Le chapitre sur la Chine est moins satisfaisant. Cela s’explique en partie par le fait qu’Achcar reprend l’opinion de Walden Bello selon laquelle le jury n’a toujours pas tranché sur la question de savoir si la Chine est encore une puissance impérialiste - et ce malgré le fait que la Chine est non seulement la deuxième économie mondiale, mais aussi le plus grand exportateur et le deuxième importateur, ainsi que le deuxième plus grand exportateur de capitaux. La Chine a également suivi l’Occident en considérant le Sud mondial principalement comme une source de matières premières à extraire avec un souci minimal des dommages causés à l’environnement, comme le montre pour l’Afrique l’ouvrage de Lee Wengraf Extracting profit. Comment et quand la Chine est devenue une puissance impérialiste n’entre pas dans le cadre de cette étude - un bon aperçu est donné par l’article récent de Pierre Rousset, La Chine, nouvel impérialisme émergé.
En outre, il ne fait aucun doute que l’expansion de la Chine s’est faite par le biais de son intégration dans l’économie mondiale existante - la Chine a été le plus grand contributeur à la croissance économique mondiale après 2008, et le FMI prédit qu’il en sera de même au cours des cinq prochaines années. Comme l’a fait valoir l’économiste Ho-fung Hung dans The China Boom (2015) :
« Le boom chinois a été tributaire de l’ordre néolibéral mondial, qui repose sur l’expansion et la circulation transnationale sans entrave des biens et des capitaux, et il est dans l’intérêt direct de la Chine de maintenir le statu quo, même si elle pourrait chercher à modifier l’équilibre des pouvoirs au sein de cet arrangement... La Chine est davantage un fondement du statu quo mondial et de ses contradictions qu’un défi et une solution à ce statu quo. » (p5)

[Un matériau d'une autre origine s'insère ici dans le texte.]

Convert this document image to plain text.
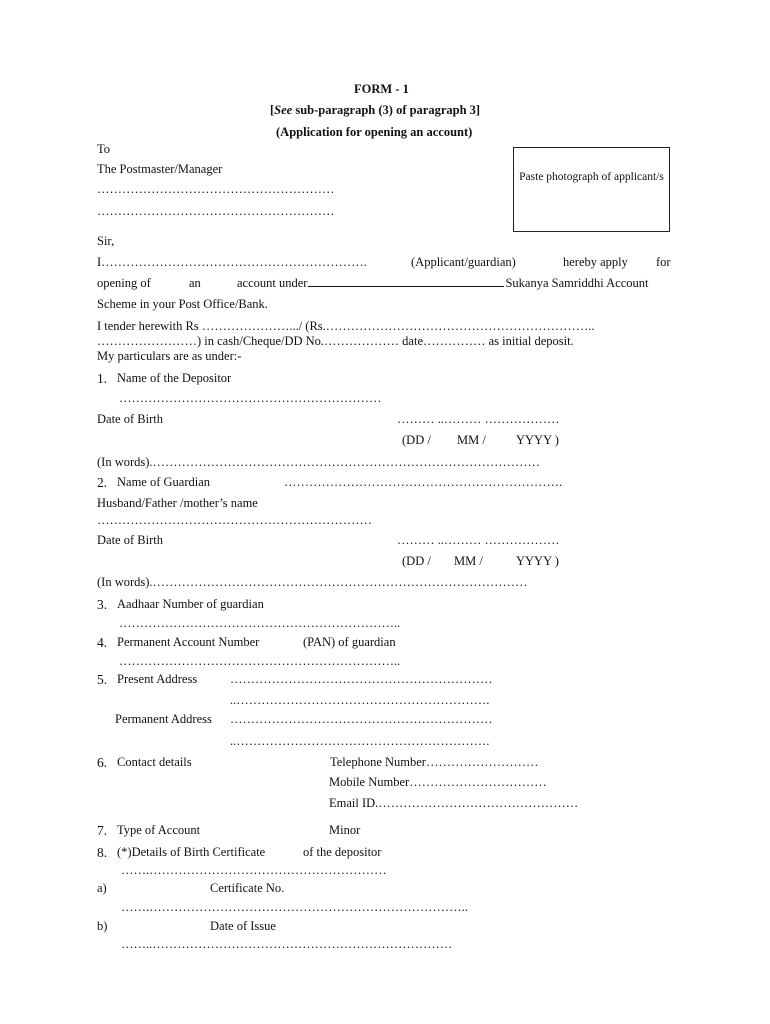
FORM - 1
[See sub-paragraph (3) of paragraph 3]
(Application for opening an account)
To
The Postmaster/Manager
…………………………………………………
…………………………………………………
Paste photograph of applicant/s
Sir,
I……………………………………………………….	(Applicant/guardian)	hereby apply for
opening of	an	account under	Sukanya Samriddhi Account
Scheme in your Post Office/Bank.
I tender herewith Rs ………………….../ (Rs.………………………………………………………..
……………………) in cash/Cheque/DD No.……………… date…………… as initial deposit.
My particulars are as under:-
1. Name of the Depositor
………………………………………………………
Date of Birth	……… ..……… ………………
(DD / MM / YYYY )
(In words).…………………………………………………………………………………
2. Name of Guardian	………………………………………………………….
Husband/Father /mother’s name
…………………………………………………………
Date of Birth	……… ..……… ………………
(DD / MM /	YYYY )
(In words).………………………………………………………………………………
3. Aadhaar Number of guardian
…………………………………………………………..
4. Permanent Account Number	(PAN) of guardian
…………………………………………………………..
5. Present Address	………………………………………………………
..…………………………………………………….
Permanent Address ………………………………………………………
..…………………………………………………….
6. Contact details	Telephone Number………………………
Mobile Number……………………………
Email ID.…………………………………………
7. Type of Account	Minor
8. (*)Details of Birth Certificate	of the depositor
…….…………………………………………………
a)	Certificate No.
…….…………………………………………………………………..
b)	Date of Issue
……..………………………………………………………………
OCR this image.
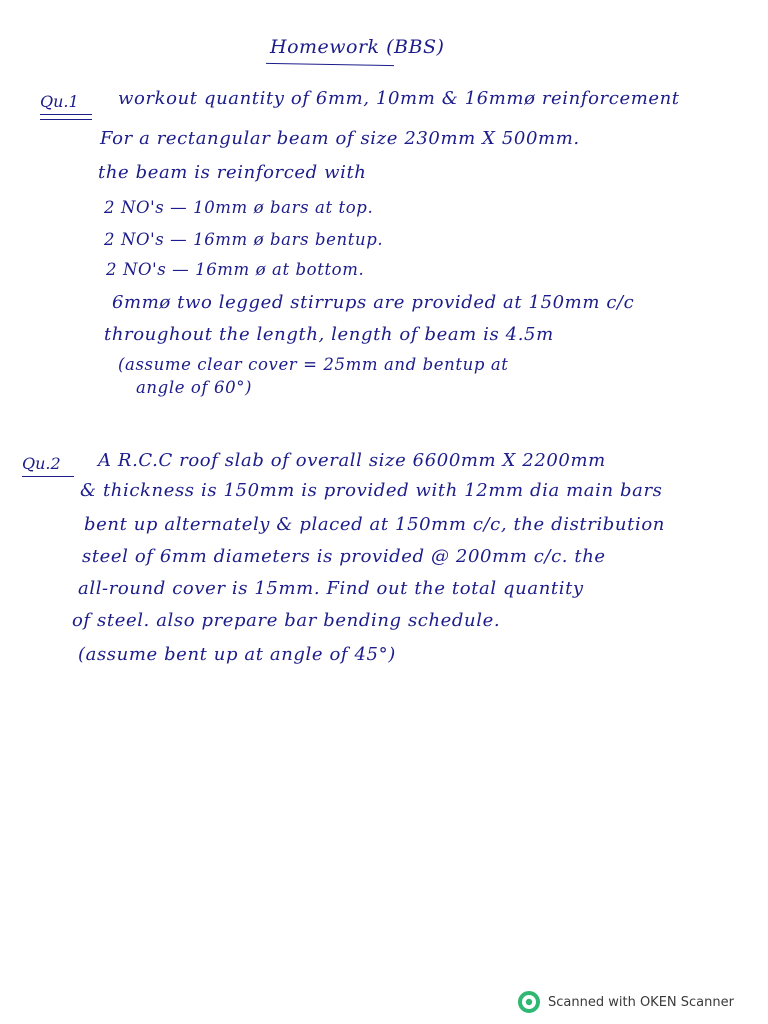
Homework (BBS)
Qu.1 workout quantity of 6mm, 10mm & 16mmø reinforcement
For a rectangular beam of size 230mm X 500mm.
the beam is reinforced with
2 NO's — 10mm ø bars at top.
2 NO's — 16mm ø bars bentup.
2 NO's — 16mm ø at bottom.
6mmø two legged stirrups are provided at 150mm c/c
throughout the length, length of beam is 4.5m
(assume clear cover = 25mm and bentup at
angle of 60°)
Qu.2 A R.C.C roof slab of overall size 6600mm X 2200mm
& thickness is 150mm is provided with 12mm dia main bars
bent up alternately & placed at 150mm c/c, the distribution
steel of 6mm diameters is provided @ 200mm c/c. the
all-round cover is 15mm. Find out the total quantity
of steel. also prepare bar bending schedule.
(assume bent up at angle of 45°)
Scanned with OKEN Scanner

Les marxistes, depuis Lénine, Boukharine et Luxemburg, considèrent l’impérialisme comme un produit nécessaire de l’expansion d’un capital national au-delà de ses frontières, avec en conséquence la tendance que les tensions économiques entre capitaux concurrents de se transformer en conflits politiques et militaires entre États. Si la Chine pouvait devenir une grande puissance capitaliste pleinement intégrée à l’économie mondiale sans devenir impérialiste, cela poserait la question de savoir s’il existe une relation nécessaire entre le capitalisme et l’impérialisme - une question qu’Achcar n’aborde pas.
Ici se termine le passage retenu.